Dragons' big grant goes up in smoke
Jacquelin Magnay | September 5, 2007
http://www.leaguehq.com.au/news/new...oes-up-in-smoke/2007/09/04/1188783239038.html
ONE of the richest outfits in the NRL, St George Illawarra, has had $2 million cut from its annual leagues club grant.
The Dragons' financial woes are the first of what is expected to be savage cuts to NRL franchises reliant on such grants, as leagues clubs groan under the combined weight of additional pokie taxes, which start this month, and reduced turnover from the smoking bans.
A meeting of NRL chief executives yesterday lobbied for no increase in the NRL salary cap.

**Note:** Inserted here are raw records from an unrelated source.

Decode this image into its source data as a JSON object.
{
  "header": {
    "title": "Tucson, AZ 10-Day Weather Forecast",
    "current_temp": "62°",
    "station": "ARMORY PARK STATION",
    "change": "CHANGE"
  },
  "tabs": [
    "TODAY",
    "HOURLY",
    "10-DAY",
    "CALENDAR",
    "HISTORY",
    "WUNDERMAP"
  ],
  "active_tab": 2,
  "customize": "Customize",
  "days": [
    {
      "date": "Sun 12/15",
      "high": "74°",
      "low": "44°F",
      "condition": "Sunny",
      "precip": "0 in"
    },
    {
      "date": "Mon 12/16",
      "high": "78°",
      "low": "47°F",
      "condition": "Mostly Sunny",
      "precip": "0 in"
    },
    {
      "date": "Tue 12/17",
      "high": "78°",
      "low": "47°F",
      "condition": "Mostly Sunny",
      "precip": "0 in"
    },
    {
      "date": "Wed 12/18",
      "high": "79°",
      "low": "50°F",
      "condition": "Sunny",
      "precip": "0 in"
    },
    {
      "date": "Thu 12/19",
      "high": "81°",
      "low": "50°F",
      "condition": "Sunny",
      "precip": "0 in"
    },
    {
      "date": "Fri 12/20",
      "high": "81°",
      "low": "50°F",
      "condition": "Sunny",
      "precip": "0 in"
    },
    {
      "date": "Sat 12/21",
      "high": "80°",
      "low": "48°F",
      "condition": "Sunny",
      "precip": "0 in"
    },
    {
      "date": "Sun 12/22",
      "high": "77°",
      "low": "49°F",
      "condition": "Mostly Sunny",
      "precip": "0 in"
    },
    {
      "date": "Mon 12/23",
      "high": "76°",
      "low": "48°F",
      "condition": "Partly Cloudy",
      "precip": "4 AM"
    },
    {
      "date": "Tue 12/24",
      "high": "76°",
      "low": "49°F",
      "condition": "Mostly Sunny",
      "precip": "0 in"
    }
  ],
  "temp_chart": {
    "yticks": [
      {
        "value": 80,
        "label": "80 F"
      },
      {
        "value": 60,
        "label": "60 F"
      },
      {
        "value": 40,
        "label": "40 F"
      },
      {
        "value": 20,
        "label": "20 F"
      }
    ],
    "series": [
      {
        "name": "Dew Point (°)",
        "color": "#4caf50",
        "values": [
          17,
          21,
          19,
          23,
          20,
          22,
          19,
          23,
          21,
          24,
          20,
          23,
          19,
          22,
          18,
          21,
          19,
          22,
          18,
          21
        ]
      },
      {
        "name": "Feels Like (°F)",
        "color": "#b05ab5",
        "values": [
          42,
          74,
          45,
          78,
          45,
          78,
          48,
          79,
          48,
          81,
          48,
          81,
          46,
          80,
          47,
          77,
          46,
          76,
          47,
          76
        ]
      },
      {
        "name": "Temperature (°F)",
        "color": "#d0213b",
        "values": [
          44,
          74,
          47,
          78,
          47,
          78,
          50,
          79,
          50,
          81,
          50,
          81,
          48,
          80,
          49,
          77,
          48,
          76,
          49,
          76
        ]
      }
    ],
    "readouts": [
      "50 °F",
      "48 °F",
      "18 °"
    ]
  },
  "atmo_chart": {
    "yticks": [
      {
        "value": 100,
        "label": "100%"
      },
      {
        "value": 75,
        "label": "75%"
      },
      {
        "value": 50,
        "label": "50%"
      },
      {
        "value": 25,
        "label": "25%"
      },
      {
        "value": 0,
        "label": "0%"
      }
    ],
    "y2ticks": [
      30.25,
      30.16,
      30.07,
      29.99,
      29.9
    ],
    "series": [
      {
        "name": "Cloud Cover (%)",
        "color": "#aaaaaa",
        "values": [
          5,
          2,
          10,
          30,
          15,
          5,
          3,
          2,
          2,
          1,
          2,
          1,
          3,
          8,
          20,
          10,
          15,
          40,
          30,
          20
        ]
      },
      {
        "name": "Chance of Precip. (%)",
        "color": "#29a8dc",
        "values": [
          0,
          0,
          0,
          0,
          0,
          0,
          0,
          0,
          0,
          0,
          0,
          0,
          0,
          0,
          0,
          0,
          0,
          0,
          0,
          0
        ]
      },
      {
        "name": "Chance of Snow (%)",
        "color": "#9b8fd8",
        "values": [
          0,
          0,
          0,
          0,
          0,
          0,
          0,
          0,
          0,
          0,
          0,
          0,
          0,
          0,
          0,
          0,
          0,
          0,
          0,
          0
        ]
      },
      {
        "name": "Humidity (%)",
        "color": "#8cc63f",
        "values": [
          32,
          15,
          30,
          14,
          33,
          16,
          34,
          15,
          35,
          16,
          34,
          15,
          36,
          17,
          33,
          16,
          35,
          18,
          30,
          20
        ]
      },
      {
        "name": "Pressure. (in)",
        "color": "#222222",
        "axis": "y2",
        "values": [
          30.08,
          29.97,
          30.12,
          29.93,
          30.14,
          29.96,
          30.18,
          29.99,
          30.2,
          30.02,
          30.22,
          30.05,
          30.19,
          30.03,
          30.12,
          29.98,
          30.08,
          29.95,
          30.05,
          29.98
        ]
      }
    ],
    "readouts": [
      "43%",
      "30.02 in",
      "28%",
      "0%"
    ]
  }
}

"No chief executive wants to increase the cap, because the clubs can't afford it and the central administration can't afford it," St George Illawarra chief executive Peter Doust said.
The Dragons, who have total expenditure of about $12.7million, will have to cut costs across the board to make their forecast budget.
They will have to survive on a $2.5million grant, down from the $4.5million they received last financial year from the St George Leagues Club, and a small contribution from the Steelers Club in Wollongong.
Doust told the meeting of NRL chief executives yesterday that the pokie tax and smoking bans had hit the leagues club hard, resulting in the reduced contribution to rugby league.
It is estimated that the St George Leagues Club, for years known as the Taj Mahal, will pay an extra $6million a year under the new pokie tax laws.
The Bulldogs are expected to be hit hard, too, with their leagues club, Canterbury, facing an extra $11million a year in increased pokie tax.
Parramatta chief executive Denis Fitzgerald said his football club was also in the firing line.
ClubsNSW chief executive David Costello said the 12 NRL-affiliated leagues clubs provided NRL football teams with more than $44million in funding this year, as well as $15million at the junior level, and collectively were facing an increased tax bill of $280million over the next few years.
As well as St George Illawarra, the Bulldogs, Wests Tigers, Manly and Canberra are just some of the other NRL teams whose leagues clubs have reduced their grants recently.
Doust said the Dragons would field only two teams next season - the first-grade outfit and the new national under-20 side - and had declined to enter a team in premier league.
The club is looking at its commitments to junior football, particularly fielding two teams in the representative areas of St George and Illawarra.
"We need to be more cost-effective about the grassroots activities," Doust said.